The publication or dissemination of this notice in countries other than Italy may be subject to restrictions under the applicable law and, therefore, any person subject to the laws of any country other than Italy is required to independently acquire information about any restrictions under applicable laws and regulations and ensure that he, she or it complies with them. Any failure to comply with these
restrictions may constitute a violation of the applicable law of the relevant country. To the maximum extent permitted by applicable law, the persons involved in the Offer shall be deemed to be exempted from any liability or adverse effect that might arise from the breach of the aforementioned restrictions by such persons. This notice has been prepared in accordance with Italian law and the information disclosed herein may be different from that which would have been disclosed had the notice been prepared in accordance with the laws of countries other than Italy.
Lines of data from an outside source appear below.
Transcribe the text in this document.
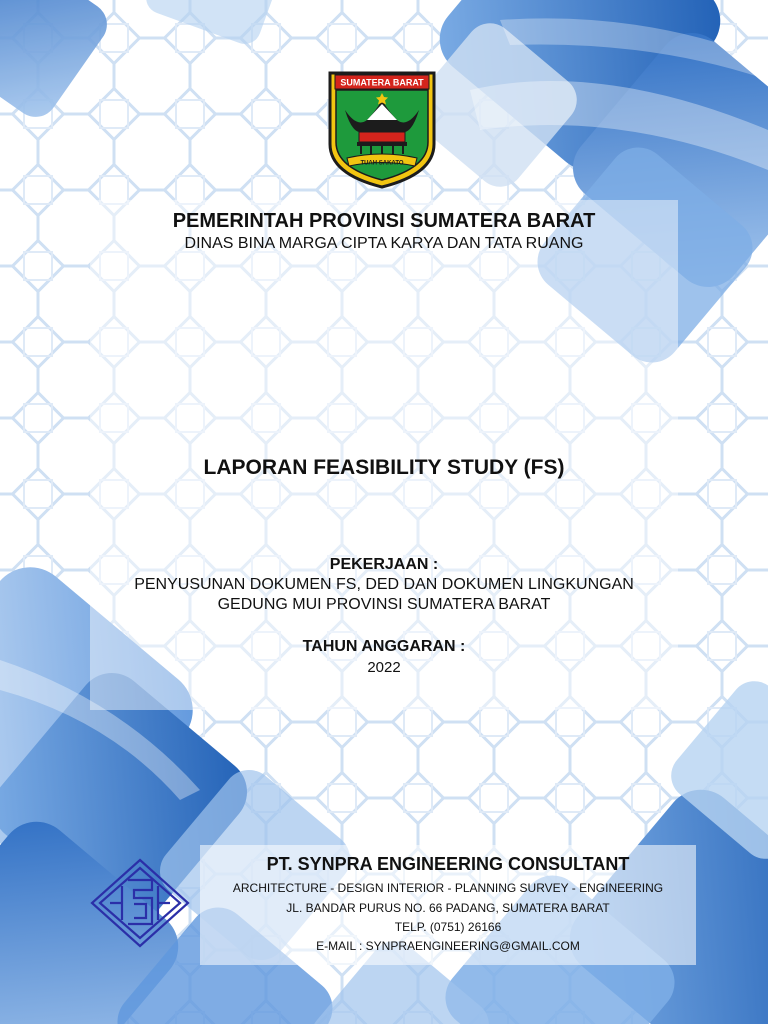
SUMATERA BARAT
TUAH SAKATO
PEMERINTAH PROVINSI SUMATERA BARAT
DINAS BINA MARGA CIPTA KARYA DAN TATA RUANG
LAPORAN FEASIBILITY STUDY (FS)
PEKERJAAN :
PENYUSUNAN DOKUMEN FS, DED DAN DOKUMEN LINGKUNGAN
GEDUNG MUI PROVINSI SUMATERA BARAT
TAHUN ANGGARAN :
2022
PT. SYNPRA ENGINEERING CONSULTANT
ARCHITECTURE - DESIGN INTERIOR - PLANNING SURVEY - ENGINEERING
JL. BANDAR PURUS NO. 66 PADANG, SUMATERA BARAT
TELP. (0751) 26166
E-MAIL : SYNPRAENGINEERING@GMAIL.COM
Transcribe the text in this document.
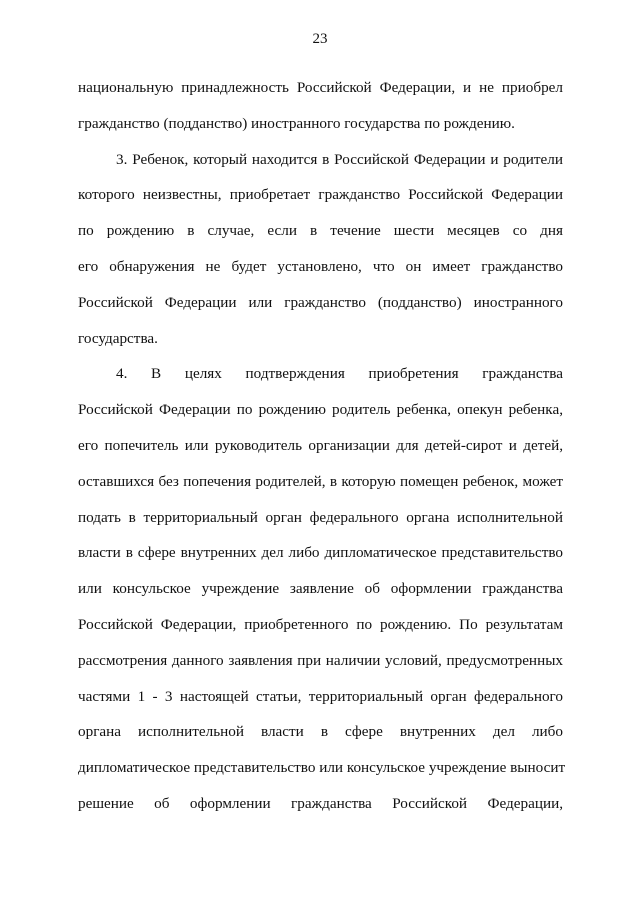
23
национальную принадлежность Российской Федерации, и не приобрел
гражданство (подданство) иностранного государства по рождению.
3. Ребенок, который находится в Российской Федерации и родители
которого неизвестны, приобретает гражданство Российской Федерации
по рождению в случае, если в течение шести месяцев со дня
его обнаружения не будет установлено, что он имеет гражданство
Российской Федерации или гражданство (подданство) иностранного
государства.
4. В целях подтверждения приобретения гражданства
Российской Федерации по рождению родитель ребенка, опекун ребенка,
его попечитель или руководитель организации для детей-сирот и детей,
оставшихся без попечения родителей, в которую помещен ребенок, может
подать в территориальный орган федерального органа исполнительной
власти в сфере внутренних дел либо дипломатическое представительство
или консульское учреждение заявление об оформлении гражданства
Российской Федерации, приобретенного по рождению. По результатам
рассмотрения данного заявления при наличии условий, предусмотренных
частями 1 - 3 настоящей статьи, территориальный орган федерального
органа исполнительной власти в сфере внутренних дел либо
дипломатическое представительство или консульское учреждение выносит
решение об оформлении гражданства Российской Федерации,
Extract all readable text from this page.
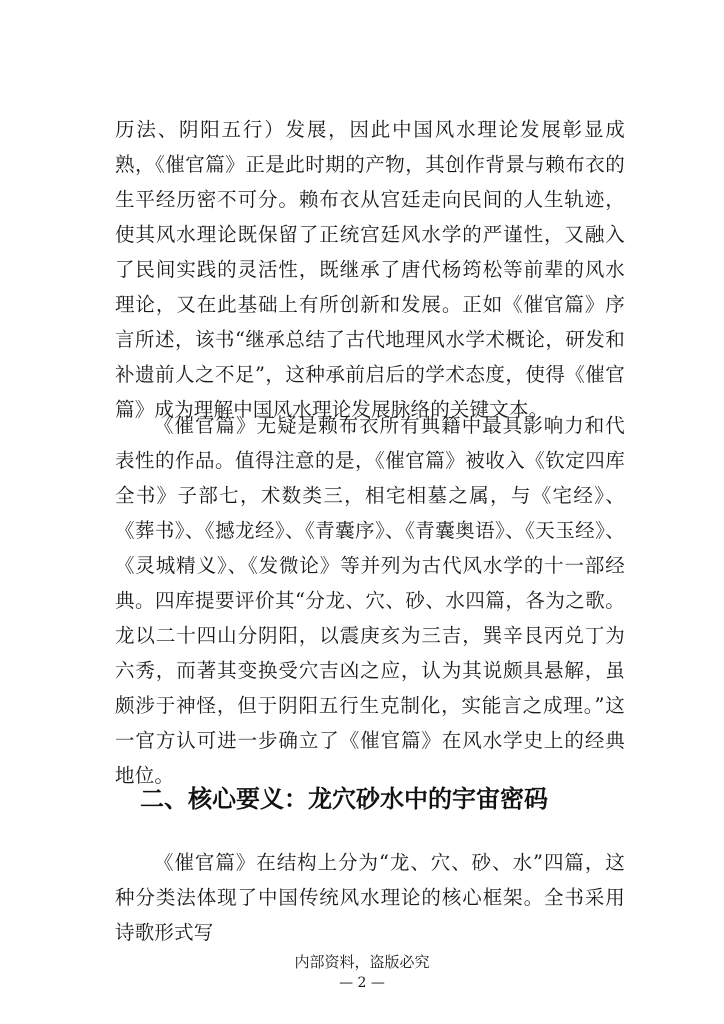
历法、阴阳五行）发展，因此中国风水理论发展彰显成熟，《催官篇》正是此时期的产物，其创作背景与赖布衣的生平经历密不可分。赖布衣从宫廷走向民间的人生轨迹，使其风水理论既保留了正统宫廷风水学的严谨性，又融入了民间实践的灵活性，既继承了唐代杨筠松等前辈的风水理论，又在此基础上有所创新和发展。正如《催官篇》序言所述，该书“继承总结了古代地理风水学术概论，研发和补遗前人之不足”，这种承前启后的学术态度，使得《催官篇》成为理解中国风水理论发展脉络的关键文本。

《催官篇》无疑是赖布衣所有典籍中最具影响力和代表性的作品。值得注意的是，《催官篇》被收入《钦定四库全书》子部七，术数类三，相宅相墓之属，与《宅经》、《葬书》、《撼龙经》、《青囊序》、《青囊奥语》、《天玉经》、《灵城精义》、《发微论》等并列为古代风水学的十一部经典。四库提要评价其“分龙、穴、砂、水四篇，各为之歌。龙以二十四山分阴阳，以震庚亥为三吉，巽辛艮丙兑丁为六秀，而著其变换受穴吉凶之应，认为其说颇具悬解，虽颇涉于神怪，但于阴阳五行生克制化，实能言之成理。”这一官方认可进一步确立了《催官篇》在风水学史上的经典地位。

二、核心要义：龙穴砂水中的宇宙密码

《催官篇》在结构上分为“龙、穴、砂、水”四篇，这种分类法体现了中国传统风水理论的核心框架。全书采用诗歌形式写

内部资料，盗版必究

— 2 —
No copy of this notice or any other document relating to the Offer shall be, nor may be, sent by post or otherwise forwarded or distributed in any or from any countries in which the provisions of local laws might give rise to civil, criminal or regulatory risks if information concerning the Offer is transmitted or made available to shareholders of Be Shaping The Future S.p.A. in such country or in any other countries where such conduct would constitute a violation of the laws of such country and any person receiving such documents (including as custodian or trustee) is required not to post or otherwise transmit or distribute the same to or from such country.